Scheim’s win is unique in that he is the first successful candidate from Medicine. As his discipline is Epidemiology, it is considered social science research even though housed in the Schulich School of Medicine & Dentistry.
“One of the great things about being Trudeau Scholar is getting the opportunity to talk about my research in less technical ways and talk about the real-life implications of it,” Scheim said. “I’m interested in the policy impact of Epidemiology, and the big emphasis of the Trudeau Foundation is on connecting academic research and public policy.
“It’s an opportunity to sort of come full circle to my roots in social science and to make sure I’m doing work that translates across disciplines and is useful across all disciplines.”

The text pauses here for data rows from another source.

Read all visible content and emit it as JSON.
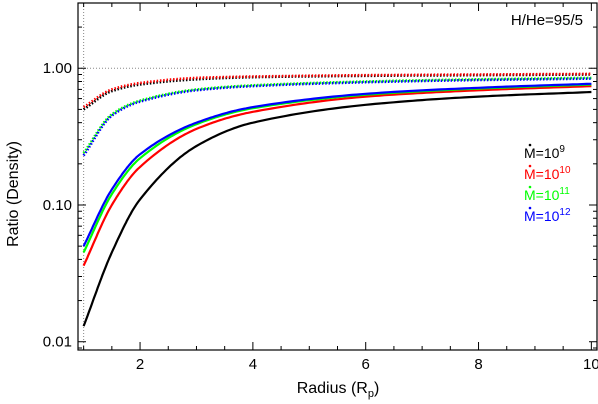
{
  "chart_data": {
    "type": "line",
    "title": "",
    "xlabel": "Radius (R",
    "xlabel_sub": "p",
    "xlabel_close": ")",
    "ylabel": "Ratio (Density)",
    "xlim": [
      0.9,
      10.1
    ],
    "ylim": [
      0.0087,
      3.0
    ],
    "yscale": "log",
    "xticks": [
      2,
      4,
      6,
      8,
      10
    ],
    "xtick_labels": [
      "2",
      "4",
      "6",
      "8",
      "10"
    ],
    "yticks": [
      0.01,
      0.1,
      1.0
    ],
    "ytick_labels": [
      "0.01",
      "0.10",
      "1.00"
    ],
    "reference_lines": {
      "y": 1.0,
      "x": 1.0,
      "style": "dotted"
    },
    "annotation": "H/He=95/5",
    "legend": {
      "placement": "right",
      "entries": [
        {
          "base": "M=10",
          "exp": "9",
          "color": "#000000"
        },
        {
          "base": "M=10",
          "exp": "10",
          "color": "#ff0000"
        },
        {
          "base": "M=10",
          "exp": "11",
          "color": "#00ff00"
        },
        {
          "base": "M=10",
          "exp": "12",
          "color": "#0000ff"
        }
      ]
    },
    "series": [
      {
        "color": "#000000",
        "style": "solid",
        "x": [
          1.0,
          1.5,
          2.0,
          3.0,
          4.0,
          6.0,
          8.0,
          10.0
        ],
        "y": [
          0.013,
          0.045,
          0.11,
          0.27,
          0.4,
          0.54,
          0.62,
          0.67
        ]
      },
      {
        "color": "#ff0000",
        "style": "solid",
        "x": [
          1.0,
          1.5,
          2.0,
          3.0,
          4.0,
          6.0,
          8.0,
          10.0
        ],
        "y": [
          0.036,
          0.1,
          0.19,
          0.36,
          0.48,
          0.62,
          0.69,
          0.74
        ]
      },
      {
        "color": "#00ff00",
        "style": "solid",
        "x": [
          1.0,
          1.5,
          2.0,
          3.0,
          4.0,
          6.0,
          8.0,
          10.0
        ],
        "y": [
          0.045,
          0.12,
          0.22,
          0.39,
          0.51,
          0.64,
          0.71,
          0.76
        ]
      },
      {
        "color": "#0000ff",
        "style": "solid",
        "x": [
          1.0,
          1.5,
          2.0,
          3.0,
          4.0,
          6.0,
          8.0,
          10.0
        ],
        "y": [
          0.05,
          0.13,
          0.235,
          0.4,
          0.52,
          0.65,
          0.72,
          0.77
        ]
      },
      {
        "color": "#000000",
        "style": "dotted",
        "x": [
          1.0,
          1.5,
          2.0,
          3.0,
          4.0,
          6.0,
          8.0,
          10.0
        ],
        "y": [
          0.5,
          0.68,
          0.76,
          0.83,
          0.86,
          0.88,
          0.89,
          0.9
        ]
      },
      {
        "color": "#ff0000",
        "style": "dotted",
        "x": [
          1.0,
          1.5,
          2.0,
          3.0,
          4.0,
          6.0,
          8.0,
          10.0
        ],
        "y": [
          0.52,
          0.7,
          0.78,
          0.85,
          0.87,
          0.89,
          0.9,
          0.91
        ]
      },
      {
        "color": "#00ff00",
        "style": "dotted",
        "x": [
          1.0,
          1.5,
          2.0,
          3.0,
          4.0,
          6.0,
          8.0,
          10.0
        ],
        "y": [
          0.24,
          0.46,
          0.58,
          0.7,
          0.75,
          0.8,
          0.83,
          0.85
        ]
      },
      {
        "color": "#0000ff",
        "style": "dotted",
        "x": [
          1.0,
          1.5,
          2.0,
          3.0,
          4.0,
          6.0,
          8.0,
          10.0
        ],
        "y": [
          0.23,
          0.45,
          0.57,
          0.69,
          0.74,
          0.79,
          0.82,
          0.84
        ]
      }
    ]
  }
}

Other winners of the 2014 Trudeau Scholarships announced today include:
- Tammara Soma, Geography and Planning, University of Toronto;
- Wendell Adjetey, History and African American Studies, Yale University;
- Erika Bockstael, Natural Resources and Environmental Management, University of Manitoba;
- Geoffrey Cameron, Political Science, University of Toronto;
- Mélanie Doucet, Social Work, McGill University and Université de Montréal;
- Ali Hamandi, Health Policy, Harvard University;
- Joanna Langille, Law, University of Toronto;
- Nathan Lemphers, Comparative Politics, University of Toronto;
- Andrea Marston, Geography, University of California, Berkeley;
- Aaron Mills, Law and Society, University of Victoria;
- Jake Pyne, Social Work, McMaster University;
- Claudia Stoicescu, Social Intervention, University of Oxford; and
- Rebecca Sutton, Law, London School of Economics.